A smiling woman facing the camera

Merav Opher

Voyager Guest Investigator

Role on Voyager

Guest Investigator

Current role

Voyager Guest Investigator

Hometown

Haifa, Israel, and Sao Paulo, Brazil

What is your most meaningful Voyager moment and why?

My involvement with the Voyager mission started in 2001, when I started using and adapting a major computational code developed by the University of Michigan to study the outer layer of the heliosphere, where this bubble of plasma that the Sun blows around itself touches interstellar space.

By 2004, I realized I was stumbling on a question that had not been asked before: How does the heliospheric current sheet (the region where the solar magnetic field reverses direction) behave in the outer regions of the heliosphere? I was eager to talk about the possible effects of the solar and interstellar magnetic field with Voyager Project Scientist Ed Stone as the two Voyagers were exploring this region. I summoned my courage and called him at his Caltech office. After half an hour -- to my surprise -- he told me to just come over to Caltech and meet him.
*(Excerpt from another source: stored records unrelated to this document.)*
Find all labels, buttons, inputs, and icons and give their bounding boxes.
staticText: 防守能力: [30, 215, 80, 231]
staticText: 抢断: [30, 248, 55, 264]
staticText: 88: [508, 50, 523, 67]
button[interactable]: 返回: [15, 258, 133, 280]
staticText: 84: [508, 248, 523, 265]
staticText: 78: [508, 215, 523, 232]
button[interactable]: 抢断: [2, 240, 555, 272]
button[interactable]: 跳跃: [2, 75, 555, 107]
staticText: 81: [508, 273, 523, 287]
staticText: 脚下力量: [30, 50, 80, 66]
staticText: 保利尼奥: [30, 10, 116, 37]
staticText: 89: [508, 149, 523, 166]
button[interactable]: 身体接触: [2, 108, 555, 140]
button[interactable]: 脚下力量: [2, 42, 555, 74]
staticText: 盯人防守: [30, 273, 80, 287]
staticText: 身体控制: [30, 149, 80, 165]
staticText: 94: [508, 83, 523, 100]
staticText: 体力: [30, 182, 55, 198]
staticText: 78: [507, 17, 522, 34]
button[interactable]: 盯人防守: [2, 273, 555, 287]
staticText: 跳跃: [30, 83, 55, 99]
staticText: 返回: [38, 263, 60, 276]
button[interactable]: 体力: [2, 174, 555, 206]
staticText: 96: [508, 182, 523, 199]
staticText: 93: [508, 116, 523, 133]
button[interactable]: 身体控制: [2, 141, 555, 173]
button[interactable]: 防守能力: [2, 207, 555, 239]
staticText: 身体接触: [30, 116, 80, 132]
This started a collaboration that led to a joint paper on the effect of the interstellar magnetic field pushing in on the southern hemisphere of the heliosphere where Voyager 2 is traveling. We predicted that the termination shock (the region where the plasma flowing out from the Sun slows down) would be closer to the Sun at Voyager 2 than at Voyager 1. The paper was published in 2006 just before Voyager 2 crossed the termination shock, 10 astronomical units closer to the Sun than Voyager 1 had crossed in 2005 -- cementing our prediction that the interstellar magnetic field indeed distorts the heliosphere.
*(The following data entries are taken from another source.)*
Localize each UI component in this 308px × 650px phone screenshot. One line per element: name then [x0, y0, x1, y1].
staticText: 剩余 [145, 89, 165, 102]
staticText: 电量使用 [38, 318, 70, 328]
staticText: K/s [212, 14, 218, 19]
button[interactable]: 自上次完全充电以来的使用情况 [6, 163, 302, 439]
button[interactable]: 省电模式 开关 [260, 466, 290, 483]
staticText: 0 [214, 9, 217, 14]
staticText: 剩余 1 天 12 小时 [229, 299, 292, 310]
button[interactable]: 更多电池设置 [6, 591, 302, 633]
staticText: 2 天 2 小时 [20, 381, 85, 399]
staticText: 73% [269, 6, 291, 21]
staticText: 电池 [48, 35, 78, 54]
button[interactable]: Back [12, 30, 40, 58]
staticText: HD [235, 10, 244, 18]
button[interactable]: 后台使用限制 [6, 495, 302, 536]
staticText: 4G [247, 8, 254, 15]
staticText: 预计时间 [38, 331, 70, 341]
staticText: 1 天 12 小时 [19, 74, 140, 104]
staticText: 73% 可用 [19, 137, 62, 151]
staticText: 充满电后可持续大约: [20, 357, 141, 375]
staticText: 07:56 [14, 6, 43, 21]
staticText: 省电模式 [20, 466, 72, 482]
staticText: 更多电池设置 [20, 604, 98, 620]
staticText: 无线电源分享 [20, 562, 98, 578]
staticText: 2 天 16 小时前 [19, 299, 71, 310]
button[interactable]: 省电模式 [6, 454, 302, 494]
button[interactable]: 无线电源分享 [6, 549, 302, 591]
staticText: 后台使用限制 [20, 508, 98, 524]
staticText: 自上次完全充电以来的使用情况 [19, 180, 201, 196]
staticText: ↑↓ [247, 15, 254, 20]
Some of my fondest memories of this time were my meetings with Dr. Stone when he would bring his wooden ruler and measure the distances to the heliospheric boundaries in my computer plots. We were trying to make the prior computational predictions more quantitative like the precise laboratory experiments that Dr. Stone was used to. We would spend hours translating between the computer language of grid resolutions and our theoretical expectations.

I attended my first Voyager science steering group meeting led by Ed Stone as a guest investigator about 12 years ago. (The picture is from that first meeting.) At first I felt like an outsider, as if I was entering a party that had been going on for years, where the guests had been talking to each other for decades. Also, I was the only female scientist in the room. But then, we were all thrilled to see the latest Voyager data. Almost every six months there was a new surprise. The data returned were so fragile, from instruments such as the magnetometers that were designed for much stronger planetary magnetic fields than the ones measured so far away. I feel deep gratitude – for being able to take part in this mission that keeps changing the paradigms of what we know about the edges of the heliosphere.